Sandro, tras marcar su gol a la Ponferradina.

Sandro, tras marcar su gol a la Ponferradina.

Es una cuestión que la entidad amarilla habrá de analizar cuando acabe la temporada, toda vez que se comprometió con Sandro, tal y como reconoció el propio delantero el día de su presentación en Barranco Seco, a que ejecutaría esa opción. Sin embargo, las continuas lesiones del atacante podrían hacer que la UD revisara su postura.

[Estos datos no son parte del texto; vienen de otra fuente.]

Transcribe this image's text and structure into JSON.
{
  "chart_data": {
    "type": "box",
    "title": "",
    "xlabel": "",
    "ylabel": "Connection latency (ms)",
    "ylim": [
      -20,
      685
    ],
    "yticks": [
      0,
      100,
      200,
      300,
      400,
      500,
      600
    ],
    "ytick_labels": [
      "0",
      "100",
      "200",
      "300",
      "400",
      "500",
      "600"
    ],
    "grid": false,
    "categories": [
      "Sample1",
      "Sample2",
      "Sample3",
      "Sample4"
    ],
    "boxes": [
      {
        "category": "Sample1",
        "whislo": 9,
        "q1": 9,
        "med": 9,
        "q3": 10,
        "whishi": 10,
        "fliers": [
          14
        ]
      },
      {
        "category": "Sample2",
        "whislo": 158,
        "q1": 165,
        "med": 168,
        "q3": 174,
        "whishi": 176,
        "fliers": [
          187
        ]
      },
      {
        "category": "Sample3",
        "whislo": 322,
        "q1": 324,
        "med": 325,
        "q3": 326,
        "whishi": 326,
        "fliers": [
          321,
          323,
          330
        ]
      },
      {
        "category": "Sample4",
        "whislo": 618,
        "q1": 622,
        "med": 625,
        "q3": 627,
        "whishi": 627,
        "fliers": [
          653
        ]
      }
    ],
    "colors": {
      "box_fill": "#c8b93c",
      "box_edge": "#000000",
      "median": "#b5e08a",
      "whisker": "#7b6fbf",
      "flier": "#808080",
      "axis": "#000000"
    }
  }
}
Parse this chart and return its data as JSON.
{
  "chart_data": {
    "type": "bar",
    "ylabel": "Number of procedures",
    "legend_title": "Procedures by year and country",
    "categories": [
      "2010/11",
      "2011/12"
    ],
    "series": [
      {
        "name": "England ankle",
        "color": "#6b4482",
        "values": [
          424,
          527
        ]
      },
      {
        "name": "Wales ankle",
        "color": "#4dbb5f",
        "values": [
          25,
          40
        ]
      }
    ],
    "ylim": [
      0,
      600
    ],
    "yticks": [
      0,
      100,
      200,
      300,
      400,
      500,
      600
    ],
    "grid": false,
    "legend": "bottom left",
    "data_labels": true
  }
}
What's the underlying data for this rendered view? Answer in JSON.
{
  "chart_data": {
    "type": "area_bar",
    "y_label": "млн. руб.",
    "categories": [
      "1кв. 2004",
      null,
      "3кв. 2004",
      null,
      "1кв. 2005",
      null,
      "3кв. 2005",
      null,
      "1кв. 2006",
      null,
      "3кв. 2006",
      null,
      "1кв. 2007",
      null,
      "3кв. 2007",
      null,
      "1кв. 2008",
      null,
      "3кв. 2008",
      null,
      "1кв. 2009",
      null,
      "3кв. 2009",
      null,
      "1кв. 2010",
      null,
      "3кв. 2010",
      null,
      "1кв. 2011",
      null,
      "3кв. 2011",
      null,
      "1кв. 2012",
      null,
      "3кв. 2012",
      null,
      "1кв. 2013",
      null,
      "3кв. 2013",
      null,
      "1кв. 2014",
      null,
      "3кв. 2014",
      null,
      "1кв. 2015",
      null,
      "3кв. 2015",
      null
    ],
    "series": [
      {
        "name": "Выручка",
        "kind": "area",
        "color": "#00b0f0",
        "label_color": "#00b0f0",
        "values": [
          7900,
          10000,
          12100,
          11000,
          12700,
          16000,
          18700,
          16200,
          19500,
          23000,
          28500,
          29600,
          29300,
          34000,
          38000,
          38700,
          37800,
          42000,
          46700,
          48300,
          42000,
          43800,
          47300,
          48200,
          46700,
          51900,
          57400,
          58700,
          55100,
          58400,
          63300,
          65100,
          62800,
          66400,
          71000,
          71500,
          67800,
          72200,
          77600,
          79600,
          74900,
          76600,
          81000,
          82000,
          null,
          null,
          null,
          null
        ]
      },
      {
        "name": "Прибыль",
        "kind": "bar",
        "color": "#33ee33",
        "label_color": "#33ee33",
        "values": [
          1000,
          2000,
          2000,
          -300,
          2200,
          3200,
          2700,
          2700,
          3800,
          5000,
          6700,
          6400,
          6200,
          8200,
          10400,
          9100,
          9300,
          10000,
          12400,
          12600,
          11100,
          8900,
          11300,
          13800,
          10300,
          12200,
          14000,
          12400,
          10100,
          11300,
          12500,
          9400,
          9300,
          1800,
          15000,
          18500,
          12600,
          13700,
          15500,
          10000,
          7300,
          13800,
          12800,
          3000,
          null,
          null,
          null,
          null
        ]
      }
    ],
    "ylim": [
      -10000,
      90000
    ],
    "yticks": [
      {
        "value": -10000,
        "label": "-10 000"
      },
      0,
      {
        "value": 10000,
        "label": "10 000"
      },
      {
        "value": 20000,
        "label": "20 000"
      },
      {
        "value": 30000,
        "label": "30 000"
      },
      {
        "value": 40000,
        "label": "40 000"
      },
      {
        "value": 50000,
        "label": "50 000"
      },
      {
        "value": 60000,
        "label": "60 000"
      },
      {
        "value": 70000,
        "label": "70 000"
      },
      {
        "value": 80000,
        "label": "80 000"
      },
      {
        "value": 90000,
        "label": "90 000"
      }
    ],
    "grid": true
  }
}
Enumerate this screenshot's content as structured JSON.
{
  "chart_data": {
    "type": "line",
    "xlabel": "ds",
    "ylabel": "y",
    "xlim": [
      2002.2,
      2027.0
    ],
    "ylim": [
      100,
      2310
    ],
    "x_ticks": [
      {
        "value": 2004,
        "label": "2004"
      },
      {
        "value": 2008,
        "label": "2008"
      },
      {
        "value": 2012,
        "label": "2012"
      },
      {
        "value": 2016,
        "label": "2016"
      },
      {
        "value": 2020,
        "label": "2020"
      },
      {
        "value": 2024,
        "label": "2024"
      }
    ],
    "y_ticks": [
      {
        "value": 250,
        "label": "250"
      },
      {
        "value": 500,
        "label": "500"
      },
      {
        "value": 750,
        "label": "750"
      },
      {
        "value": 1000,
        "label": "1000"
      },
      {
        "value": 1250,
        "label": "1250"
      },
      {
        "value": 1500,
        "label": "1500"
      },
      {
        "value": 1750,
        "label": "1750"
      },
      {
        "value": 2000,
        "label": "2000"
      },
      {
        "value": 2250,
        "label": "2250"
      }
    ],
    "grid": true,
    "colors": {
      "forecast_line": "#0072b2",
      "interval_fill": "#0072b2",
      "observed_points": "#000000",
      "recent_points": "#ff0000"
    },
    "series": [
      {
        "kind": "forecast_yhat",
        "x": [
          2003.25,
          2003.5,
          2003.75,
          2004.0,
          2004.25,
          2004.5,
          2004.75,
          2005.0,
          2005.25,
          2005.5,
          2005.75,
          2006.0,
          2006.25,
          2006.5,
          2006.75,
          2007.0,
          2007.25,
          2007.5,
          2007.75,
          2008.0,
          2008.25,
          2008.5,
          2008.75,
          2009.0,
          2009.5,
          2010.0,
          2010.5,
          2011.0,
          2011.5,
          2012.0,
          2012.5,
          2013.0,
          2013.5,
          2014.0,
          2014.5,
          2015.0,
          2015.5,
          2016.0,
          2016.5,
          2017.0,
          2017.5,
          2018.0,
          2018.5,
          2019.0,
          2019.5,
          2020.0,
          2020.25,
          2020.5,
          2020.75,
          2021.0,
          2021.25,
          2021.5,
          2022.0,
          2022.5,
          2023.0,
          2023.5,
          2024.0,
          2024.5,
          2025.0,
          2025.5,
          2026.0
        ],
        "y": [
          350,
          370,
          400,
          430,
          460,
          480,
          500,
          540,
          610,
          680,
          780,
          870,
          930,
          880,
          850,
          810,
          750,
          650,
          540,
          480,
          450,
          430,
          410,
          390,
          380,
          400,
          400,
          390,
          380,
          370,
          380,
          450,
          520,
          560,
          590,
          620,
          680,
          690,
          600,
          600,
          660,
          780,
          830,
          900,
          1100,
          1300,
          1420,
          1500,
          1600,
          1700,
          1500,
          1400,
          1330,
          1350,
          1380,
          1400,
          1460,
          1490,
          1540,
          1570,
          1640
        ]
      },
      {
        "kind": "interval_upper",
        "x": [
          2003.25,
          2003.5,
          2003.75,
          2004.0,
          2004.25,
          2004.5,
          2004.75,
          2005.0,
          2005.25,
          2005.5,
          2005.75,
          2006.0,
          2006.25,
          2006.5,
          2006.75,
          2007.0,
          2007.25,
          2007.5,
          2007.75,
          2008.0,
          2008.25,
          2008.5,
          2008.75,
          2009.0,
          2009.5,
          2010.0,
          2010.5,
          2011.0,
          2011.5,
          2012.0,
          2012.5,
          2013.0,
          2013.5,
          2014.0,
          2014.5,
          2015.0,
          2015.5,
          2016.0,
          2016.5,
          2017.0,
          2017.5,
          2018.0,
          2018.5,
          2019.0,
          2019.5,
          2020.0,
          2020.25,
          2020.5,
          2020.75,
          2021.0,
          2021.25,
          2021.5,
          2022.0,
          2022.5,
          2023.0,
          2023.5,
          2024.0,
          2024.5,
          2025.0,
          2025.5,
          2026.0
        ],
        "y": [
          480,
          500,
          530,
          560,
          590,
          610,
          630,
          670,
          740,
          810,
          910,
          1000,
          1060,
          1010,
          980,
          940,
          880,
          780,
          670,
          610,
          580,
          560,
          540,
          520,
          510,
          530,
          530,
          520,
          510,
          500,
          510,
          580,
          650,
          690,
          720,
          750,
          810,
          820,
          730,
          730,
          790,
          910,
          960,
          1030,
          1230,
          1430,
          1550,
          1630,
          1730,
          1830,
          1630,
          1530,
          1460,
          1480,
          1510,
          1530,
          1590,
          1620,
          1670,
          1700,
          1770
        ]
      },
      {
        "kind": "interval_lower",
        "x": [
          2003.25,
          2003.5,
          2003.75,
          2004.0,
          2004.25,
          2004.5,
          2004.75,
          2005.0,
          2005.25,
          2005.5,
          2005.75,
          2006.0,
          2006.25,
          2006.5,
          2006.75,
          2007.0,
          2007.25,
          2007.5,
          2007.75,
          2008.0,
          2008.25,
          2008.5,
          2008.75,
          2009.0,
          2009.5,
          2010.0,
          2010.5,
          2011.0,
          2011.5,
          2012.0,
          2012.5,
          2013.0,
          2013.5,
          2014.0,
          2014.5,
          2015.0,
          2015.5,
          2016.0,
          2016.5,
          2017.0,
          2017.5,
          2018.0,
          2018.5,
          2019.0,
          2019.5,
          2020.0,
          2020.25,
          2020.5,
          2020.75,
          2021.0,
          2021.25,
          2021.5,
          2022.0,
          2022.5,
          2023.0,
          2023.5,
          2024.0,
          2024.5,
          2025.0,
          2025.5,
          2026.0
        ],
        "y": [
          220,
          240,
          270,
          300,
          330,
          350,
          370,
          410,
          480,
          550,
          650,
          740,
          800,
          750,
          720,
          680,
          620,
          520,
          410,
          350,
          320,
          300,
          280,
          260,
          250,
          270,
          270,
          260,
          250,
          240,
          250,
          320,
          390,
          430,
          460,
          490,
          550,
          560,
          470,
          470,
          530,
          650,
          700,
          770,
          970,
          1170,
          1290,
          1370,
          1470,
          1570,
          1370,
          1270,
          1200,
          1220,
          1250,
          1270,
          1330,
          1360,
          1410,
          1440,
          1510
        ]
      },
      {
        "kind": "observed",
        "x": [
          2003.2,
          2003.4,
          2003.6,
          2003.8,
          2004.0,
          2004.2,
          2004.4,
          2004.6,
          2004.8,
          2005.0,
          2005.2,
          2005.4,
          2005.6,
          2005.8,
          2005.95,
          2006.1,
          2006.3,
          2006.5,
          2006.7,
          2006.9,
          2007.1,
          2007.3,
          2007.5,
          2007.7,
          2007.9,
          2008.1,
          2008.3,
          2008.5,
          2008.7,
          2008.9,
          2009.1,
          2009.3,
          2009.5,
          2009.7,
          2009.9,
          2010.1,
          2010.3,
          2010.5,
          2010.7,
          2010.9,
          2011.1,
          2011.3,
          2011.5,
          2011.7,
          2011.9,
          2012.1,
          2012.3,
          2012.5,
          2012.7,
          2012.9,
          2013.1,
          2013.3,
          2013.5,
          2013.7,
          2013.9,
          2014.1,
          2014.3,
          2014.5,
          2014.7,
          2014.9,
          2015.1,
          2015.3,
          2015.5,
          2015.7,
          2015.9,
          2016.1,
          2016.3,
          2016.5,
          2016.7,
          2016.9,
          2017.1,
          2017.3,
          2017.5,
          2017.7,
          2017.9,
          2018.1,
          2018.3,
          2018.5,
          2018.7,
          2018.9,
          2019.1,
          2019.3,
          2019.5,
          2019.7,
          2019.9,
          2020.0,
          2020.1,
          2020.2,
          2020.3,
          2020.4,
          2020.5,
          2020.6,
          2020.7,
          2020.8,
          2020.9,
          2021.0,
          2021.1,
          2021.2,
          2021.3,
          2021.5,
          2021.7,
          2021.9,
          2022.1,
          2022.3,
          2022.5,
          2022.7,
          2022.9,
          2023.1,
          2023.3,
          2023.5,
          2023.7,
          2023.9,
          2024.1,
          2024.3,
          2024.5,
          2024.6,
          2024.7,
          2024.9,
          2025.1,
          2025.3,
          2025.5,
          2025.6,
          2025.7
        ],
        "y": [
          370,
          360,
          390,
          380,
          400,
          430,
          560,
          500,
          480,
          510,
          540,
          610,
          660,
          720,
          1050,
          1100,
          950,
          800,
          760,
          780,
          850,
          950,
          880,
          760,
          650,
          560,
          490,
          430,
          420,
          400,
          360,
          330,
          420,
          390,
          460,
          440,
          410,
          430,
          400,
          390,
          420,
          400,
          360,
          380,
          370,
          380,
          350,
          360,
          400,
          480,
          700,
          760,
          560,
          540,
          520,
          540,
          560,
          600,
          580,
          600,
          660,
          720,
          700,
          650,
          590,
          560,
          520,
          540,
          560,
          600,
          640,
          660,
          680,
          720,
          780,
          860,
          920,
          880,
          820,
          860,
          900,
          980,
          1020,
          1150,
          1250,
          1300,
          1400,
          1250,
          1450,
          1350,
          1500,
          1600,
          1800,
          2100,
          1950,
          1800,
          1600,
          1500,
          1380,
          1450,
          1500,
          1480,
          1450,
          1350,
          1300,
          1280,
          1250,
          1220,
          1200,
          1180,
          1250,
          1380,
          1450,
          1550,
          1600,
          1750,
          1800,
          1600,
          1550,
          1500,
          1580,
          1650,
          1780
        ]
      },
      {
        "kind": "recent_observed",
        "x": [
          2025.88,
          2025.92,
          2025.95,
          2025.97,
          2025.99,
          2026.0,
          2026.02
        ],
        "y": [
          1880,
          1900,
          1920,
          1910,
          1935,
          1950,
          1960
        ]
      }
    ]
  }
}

Pocos días después de su llegada, Sandro sufrió su primera rotura muscular, en la semana en que el Andorra visitaba el Gran Canaria en la tercera jornada. Aún así, no habría estado disponible porque apenas había entrenado en la pretemporada y necesitaba un proceso de puesta a punto junto a sus nuevos compañeros, pero le supuso el primer lastre del curso, tanto que no debutó hasta la séptima fecha, cuando el Granada visitó Siete Palmas.

Buenas sensaciones

Sandro jugó 13 minutos y dejó un par de disparos entre palos. Había dejado, en definitiva, una buena sensación. Días después, en Anduva, tuvo que sustituir al lesionado Marc Cardona en la primera parte y participó más, pero no pudo terminar el partido porque tenía una sobrecarga. Antes le había dado tiempo de marcar su primer gol como amarillo con un tiro cruzado perfecto tras un gran pase de Jonathan Viera al hueco, pero las molestias posteriores las mantuvo durante la semana y por eso no fue titular ante el Ibiza.

Justo después llegó el periodo más largo en el que estuvo disponible: participó durante las segundas partes de los choques de Lugo y Ponferrada y fue titular frente al Cartagena, hasta que la cláusula del miedo le impidió actuar en El Alcoraz, donde la UD sufrió su primera derrota de la campaña. Luego jugó 90 minutos ante el Burgos y 70 ante el Eibar, y después empezó el calvario.

Mal fario

En un partido de poca importancia para Las Palmas, el de la primera eliminatoria de la Copa del Rey en Teruel a mediados de noviembre, el grancanario entró al campo en el descanso y duró unos cuantos minutos sobre el terreno de juego: sufrió una rotura en el isquiotibial izquierdo. Fue la primera y única vez que la UD publicó un parte médico del jugador.

Sandro no volvió a jugar hasta 2023. Reapareció el pasado 8 de enero frente al Racing de Santander en el primer partido de la segunda vuelta y una semana después, en Ibiza, marcó su segundo tanto como amarillo tras salir nuevamente desde el banquillo. Cuando iba a ser titular frente al Mirandés en el Gran Canaria, el infortunio volvió a llamar a la puerta del delantero: se rompió en el calentamiento. No había manera de que actuara como titular ni de que adquiriera una continuidad.

El isleño, azorado por el infortunio suma tres tantos y dos pases de gol en sólo 12 partidos

Así, el isleño estuvo otros cuatro encuentros sin poder participar, otro mes sin competir, hasta que por fin regresó en Butarque, donde entró en la segunda parte en el extremo izquierdo y dinamizó el ataque de la UD, que no fue capaz de ganar pese a que jugó durante una hora con uno más.

El gol a la Ponferradina, el tercero suyo del curso, y la participación en el segundo tanto parecieron dar un impulso definitivo al delantero, sin embargo, una nueva rotura en el aductor la semana pasada le privó de viajar a Andorra y le impedirá participar en los próximos compromisos amarillos, incluido el derbi. No habrá jugado ninguno. Es el calvario de Sandro.